Les usages de la legaltech sont-ils réglementés ?
Pour la plupart, non au sens des obligations contraignantes de l'AI Act. La recherche juridique augmentée, l'analyse et la comparaison de contrats, la revue documentaire (e-discovery), la génération de projets d'actes ou de courriers relèvent du risque minimal. Ces outils assistent un professionnel qui conserve la maîtrise et la responsabilité. Le RGPD et le secret professionnel s'appliquent, eux, pleinement.
| Usage juridique | Régime AI Act | Point d'attention |
|---|---|---|
| Recherche de jurisprudence / doctrine | Risque minimal | Fiabilité, vérification |
| Analyse et revue de contrats | Risque minimal | Confidentialité (secret pro) |
| Rédaction assistée d'actes / courriers | Risque minimal | Contrôle et responsabilité de l'auteur |
| Chatbot juridique grand public | Transparence (art. 50) | Signaler l'IA, ne pas induire en erreur |
| IA d'aide à la décision judiciaire | Haut risque (annexe III, pt 8) | Obligations art. 8-27 |
| Justice « prédictive » sur des personnes | Vigilance forte | Proximité art. 5 selon l'usage |
Le cas particulier de la justice (annexe III, point 8)

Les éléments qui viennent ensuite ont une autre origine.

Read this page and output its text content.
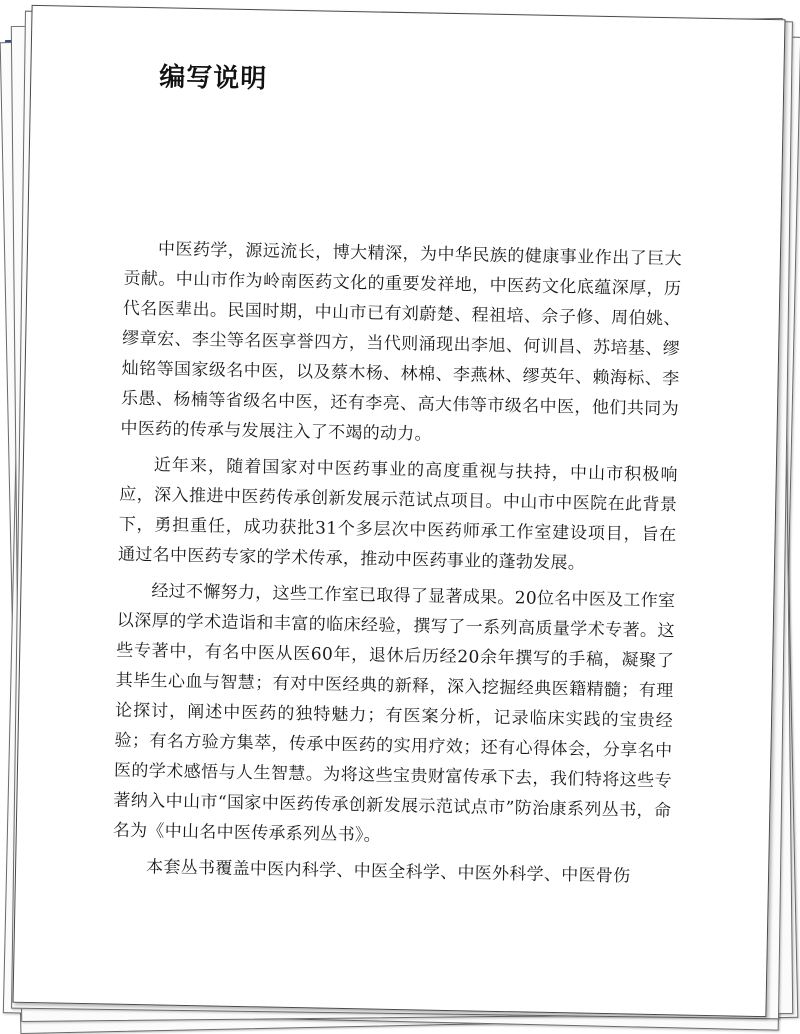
编写说明

中医药学，源远流长，博大精深，为中华民族的健康事业作出了巨大贡献。中山市作为岭南医药文化的重要发祥地，中医药文化底蕴深厚，历代名医辈出。民国时期，中山市已有刘蔚楚、程祖培、佘子修、周伯姚、缪章宏、李尘等名医享誉四方，当代则涌现出李旭、何训昌、苏培基、缪灿铭等国家级名中医，以及蔡木杨、林棉、李燕林、缪英年、赖海标、李乐愚、杨楠等省级名中医，还有李亮、高大伟等市级名中医，他们共同为中医药的传承与发展注入了不竭的动力。

近年来，随着国家对中医药事业的高度重视与扶持，中山市积极响应，深入推进中医药传承创新发展示范试点项目。中山市中医院在此背景下，勇担重任，成功获批31个多层次中医药师承工作室建设项目，旨在通过名中医药专家的学术传承，推动中医药事业的蓬勃发展。

经过不懈努力，这些工作室已取得了显著成果。20位名中医及工作室以深厚的学术造诣和丰富的临床经验，撰写了一系列高质量学术专著。这些专著中，有名中医从医60年，退休后历经20余年撰写的手稿，凝聚了其毕生心血与智慧；有对中医经典的新释，深入挖掘经典医籍精髓；有理论探讨，阐述中医药的独特魅力；有医案分析，记录临床实践的宝贵经验；有名方验方集萃，传承中医药的实用疗效；还有心得体会，分享名中医的学术感悟与人生智慧。为将这些宝贵财富传承下去，我们特将这些专著纳入中山市“国家中医药传承创新发展示范试点市”防治康系列丛书，命名为《中山名中医传承系列丛书》。

本套丛书覆盖中医内科学、中医全科学、中医外科学、中医骨伤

C'est le point où le droit croise le haut risque. L'annexe III (point 8) vise les systèmes d'IA destinés à être utilisés par une autorité judiciaire, ou pour son compte, pour rechercher et interpréter les faits ou le droit et appliquer le droit à un ensemble concret de faits — ainsi que des usages liés aux processus démocratiques. Ces systèmes sont classés à haut risque et déclenchent les obligations des articles 8 à 27. L'enjeu : préserver l'indépendance judiciaire et le droit à un procès équitable. Les outils de simple assistance administrative (organisation, anonymisation) ne sont pas visés de la même manière.
Secret professionnel et confidentialité
Les professions juridiques manient des données parmi les plus sensibles. Verser des éléments couverts par le secret professionnel ou des données personnelles dans un outil d'IA externe mal maîtrisé expose à une violation grave. La règle : n'utiliser que des solutions offrant des garanties contractuelles sur la confidentialité et le traitement des données, et proscrire la saisie d'informations couvertes par le secret dans des outils grand public.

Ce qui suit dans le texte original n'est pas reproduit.